Kopac et al. reported BAT positivity in a patient with positive skin tests and severe HSRs to paclitaxel. They used CD63 as a marker of basophil activation [28]. De Campos et al. reported BAT positivity for CD203c in eight of 15 patients and for CD63 in 5 of 15 patients with anaphylaxis to taxanes. They stated that all reactions occurred in the first or second exposure, and reactions were at the first exposure in 12 of 15 patients. They also stated that skin tests were positive in 11 patients and two individuals from the control group. The fact that most patients with BAT positivity had a positive skin test suggests that these reactions are IgE-mediated. However, the fact that 12 of the reactions occurred in the first exposure and two individuals in the control group had a positive skin test suggests that these patients may have a cross-reactive sensitivity [29].
Taxanes are isolated from different species of yew trees and different parts of the plant, including its pollen. Skin test positivity with taxanes may partly be explained by sensitization to yew tree pollen [22, 26, 29]. In our geographic region, yew HSRs seem to have different mechanisms and a different basophil activation test.
To the best of our knowledge, our study is the first report of BAT analysis of patients with etoposide hypersensitivity and showed a positivity in 4 of 5 (80%) etoposide patients.

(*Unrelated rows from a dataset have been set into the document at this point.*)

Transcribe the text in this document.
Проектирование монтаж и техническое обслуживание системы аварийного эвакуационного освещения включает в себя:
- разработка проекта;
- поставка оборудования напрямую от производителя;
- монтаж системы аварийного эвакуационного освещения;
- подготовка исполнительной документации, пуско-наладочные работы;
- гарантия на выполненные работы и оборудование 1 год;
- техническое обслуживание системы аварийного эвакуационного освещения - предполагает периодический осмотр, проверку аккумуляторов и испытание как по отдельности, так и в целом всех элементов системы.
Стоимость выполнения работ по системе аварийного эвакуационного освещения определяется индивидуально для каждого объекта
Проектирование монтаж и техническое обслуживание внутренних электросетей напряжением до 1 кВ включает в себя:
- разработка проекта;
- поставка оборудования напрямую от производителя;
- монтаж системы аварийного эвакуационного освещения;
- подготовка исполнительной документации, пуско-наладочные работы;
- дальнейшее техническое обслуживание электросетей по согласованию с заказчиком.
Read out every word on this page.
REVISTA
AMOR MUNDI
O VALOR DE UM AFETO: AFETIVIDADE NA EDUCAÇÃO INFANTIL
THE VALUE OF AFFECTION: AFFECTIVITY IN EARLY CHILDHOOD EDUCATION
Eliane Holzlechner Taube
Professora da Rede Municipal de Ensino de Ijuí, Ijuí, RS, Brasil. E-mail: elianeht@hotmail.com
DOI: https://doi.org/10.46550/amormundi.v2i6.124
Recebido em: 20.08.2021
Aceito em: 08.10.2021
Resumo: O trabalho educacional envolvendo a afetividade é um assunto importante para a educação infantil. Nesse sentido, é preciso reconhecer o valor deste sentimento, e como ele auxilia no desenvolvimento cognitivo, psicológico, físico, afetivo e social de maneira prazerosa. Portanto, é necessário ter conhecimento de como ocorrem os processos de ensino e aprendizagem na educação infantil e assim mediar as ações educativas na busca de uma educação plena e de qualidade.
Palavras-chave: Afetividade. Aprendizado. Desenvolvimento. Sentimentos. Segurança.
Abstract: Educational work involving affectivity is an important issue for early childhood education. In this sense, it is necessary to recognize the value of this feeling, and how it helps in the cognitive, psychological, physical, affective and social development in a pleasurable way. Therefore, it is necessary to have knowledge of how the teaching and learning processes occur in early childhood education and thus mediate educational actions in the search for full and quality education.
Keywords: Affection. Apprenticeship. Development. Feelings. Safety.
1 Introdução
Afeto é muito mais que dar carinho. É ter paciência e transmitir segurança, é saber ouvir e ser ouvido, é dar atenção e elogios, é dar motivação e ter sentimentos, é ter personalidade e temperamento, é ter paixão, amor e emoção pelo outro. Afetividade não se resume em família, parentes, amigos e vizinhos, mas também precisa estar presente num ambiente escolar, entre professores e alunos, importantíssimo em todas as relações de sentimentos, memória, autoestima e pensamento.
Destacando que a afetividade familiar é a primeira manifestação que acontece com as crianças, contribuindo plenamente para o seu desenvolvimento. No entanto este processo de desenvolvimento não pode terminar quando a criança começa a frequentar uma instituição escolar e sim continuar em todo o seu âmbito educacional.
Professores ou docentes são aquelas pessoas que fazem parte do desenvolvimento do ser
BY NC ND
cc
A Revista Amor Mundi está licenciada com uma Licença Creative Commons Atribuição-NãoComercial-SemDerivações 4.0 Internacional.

In this study we obtained different results in patients who underwent skin testing with etoposide, including two positive and one negative test result. Our data suggest that IgE-mediated allergic reactions may be responsible in some etoposide reactions. Although they are not standardized there are reports of skin test positivity in patients with etoposide hypersensitivity. Skin testing protocols with etoposide should be standardized in further studies [30, 31]. Our results suggest that BAT can help to identify patients with hypersensitivity to etoposide and may therefore be a promising in vitro diagnostic method.

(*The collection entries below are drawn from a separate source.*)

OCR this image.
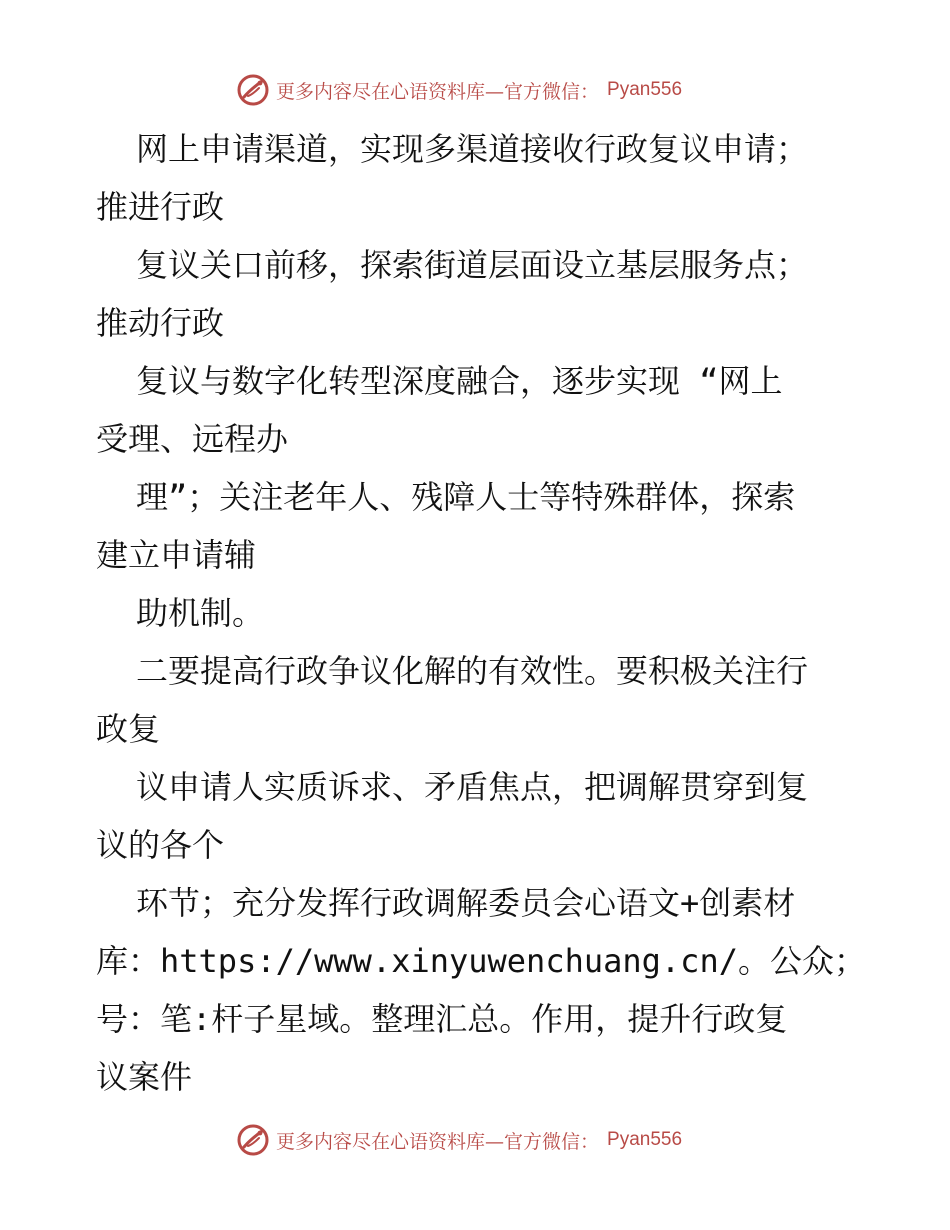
更多内容尽在心语资料库—官方微信： Pyan556
网上申请渠道，实现多渠道接收行政复议申请；
推进行政
复议关口前移，探索街道层面设立基层服务点；
推动行政
复议与数字化转型深度融合，逐步实现 “网上
受理、远程办
理”；关注老年人、残障人士等特殊群体，探索
建立申请辅
助机制。
二要提高行政争议化解的有效性。要积极关注行
政复
议申请人实质诉求、矛盾焦点，把调解贯穿到复
议的各个
环节；充分发挥行政调解委员会心语文+创素材
库：https://www.xinyuwenchuang.cn/。公众；
号：笔:杆子星域。整理汇总。作用，提升行政复
议案件
更多内容尽在心语资料库—官方微信： Pyan556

The fact that basophil activation was not demonstrated in any of the patients after the desensitization procedure proves that desensitization is a successful procedure to prevent basophil activation and ensure safe use of the drug.
Tryptase is the major protease released during mast cell activation. In this study, we also evaluated the role of tryptase release in some patients with platin and taxane hypersensitivity. We detected significant tryptase increases in all 3 patients during index platin reactions and in a patient during the breakthrough reaction indicating mast cell activation. Our results suggest that basophils and mast cells play an active role together in platin HSRs. Giavina-Bianchi et al. reported that 2 of 3 patients had elevated tryptase levels during initial platin hypersensitivity and tryptase levels were significantly higher in patients allergic to platinum compounds who had desensitizations with BTRs as compared to patients without BTRs [17]. We detected a significant tryptase increment during taxane reactions only in 1 of 4 patients. De Campos et al. measured tryptase in 3 patients after HSRs to taxanes and all results were within normal limits. However no comparison was made with the basal value [29]. When all the results were evaluated together, it is thought that different mechanisms that do not involve mast cells or basophils may be responsible in taxane reactions and further studies are needed to elucidate these mechanisms.
CONCLUSIONS
In our study, basophil activation has been shown to play a role in the mechanism of immediate-type HSRs to cisplatin and etoposide. Desensitization procedures in this group of patients prevent basophil activation and ensure safe use of the drug. Failure to demonstrate basophil activation during taxane reactions suggests that there may be different factors in the mechanism of these reactions. The use of the basophil activation test remains a research test and the predictivity of BAT with chemotherapeutics is still unclear. The number of patients included in the studies is low, more studies with a larger patient population are needed.